BGH: Bei freiverkäuflichen Arzneimitteln ist der fehlende Hinweis „Zu Risiken und Nebenwirkungen lesen Sie die …“ wettbewerbswidrig

veröffentlicht am 19. April 2009

Rechtsanwältin Katrin ReinhardtBGH, Urteil vom 09.10.2008, Az. I ZR 100/04
§ 4 Abs. 3 S. 1, S. 4 HWG

Der BGH hat darauf hingewiesen, dass bei frei verkäuflichen Arzneimitteln, die gesundheitsrelevante Nebenwirkungen haben, nach dem  Wortlaut des § 4 Abs. 3 Satz 1 und 4 HWG die Angabe „Zu Risiken und Nebenwirkungen lesen Sie die Packungsbeilage und fragen Sie Ihren Arzt oder Apotheker“ zu erfolgen habe. Vorstehende Regelung sei keineswegs verfassungswidrig und verstoße auch nicht gegen EU-Recht. Das Interesse der Beklagten an einer ungestörten Werbung für die von ihr verkauften Erzeugnisse habe hinter dem mit § 4 Abs. 3 HWG bezweckten Schutz der Volksgesundheit zurückzustehen.
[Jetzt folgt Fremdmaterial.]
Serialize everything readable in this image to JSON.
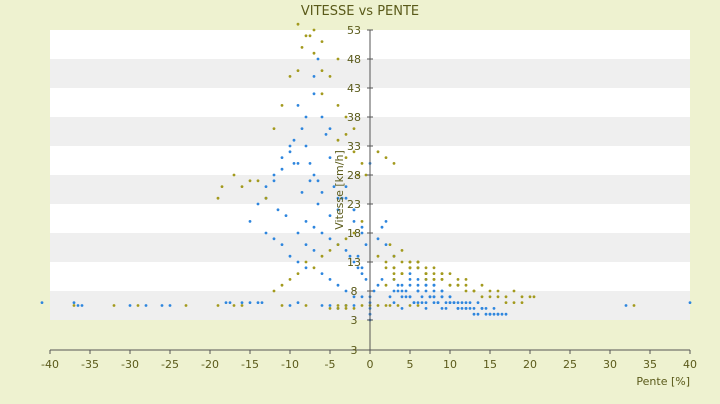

Außerdem sei zu berücksichtigen, dass es sich bei dem von der Beklagten angebotenen Mittel um ein Arzneimittel handele, das trotz gegebener Risiken frei verkäuflich sei.

Die Beklagte bot in dem von ihr betriebenen Reformhaus das frei verkäufliche Arzneimittel „Schoenenberger Artischockensaft“ an. In dessen Gebrauchsinformation heißt es unter „Gegenanzeigen“: „Bekannte Allergie gegen Artischocke und andere Korbblütler. Bei Verschluss der Gallenwege oder Vorhandensein von Gallensteinen nur nach Rücksprache mit dem Arzt anwenden!“.  Die Beklagte warb für das Mittel „Schoenenberger Artischockensaft“ in  einer Zeitungsanzeige ohne den Hinweis „Zu Risiken und Nebenwirkungen lesen Sie die Packungsbeilage und fragen Sie Ihren Arzt oder Apotheker“.  Der Kläger, der Verband Sozialer Wettbewerb e.V., sah hierin einen Verstoß gegen § 4 Abs. 3 Satz 1 und 4 HWG und zugleich ein wettbewerbswidriges Verhalten. Nach Ansicht der Beklagten verstößt § 4 Abs. 3 Satz 1 und 4 HWG gegen Art. 12, 5 und 3 GG. Außerdem gehe die Regelung unzulässigerweise über  die Anforderungen des Art. 4 Abs. 1 lit. b der Richtlinie 92/28/EG des Rates über die Werbung für Humanarzneimittel hinaus.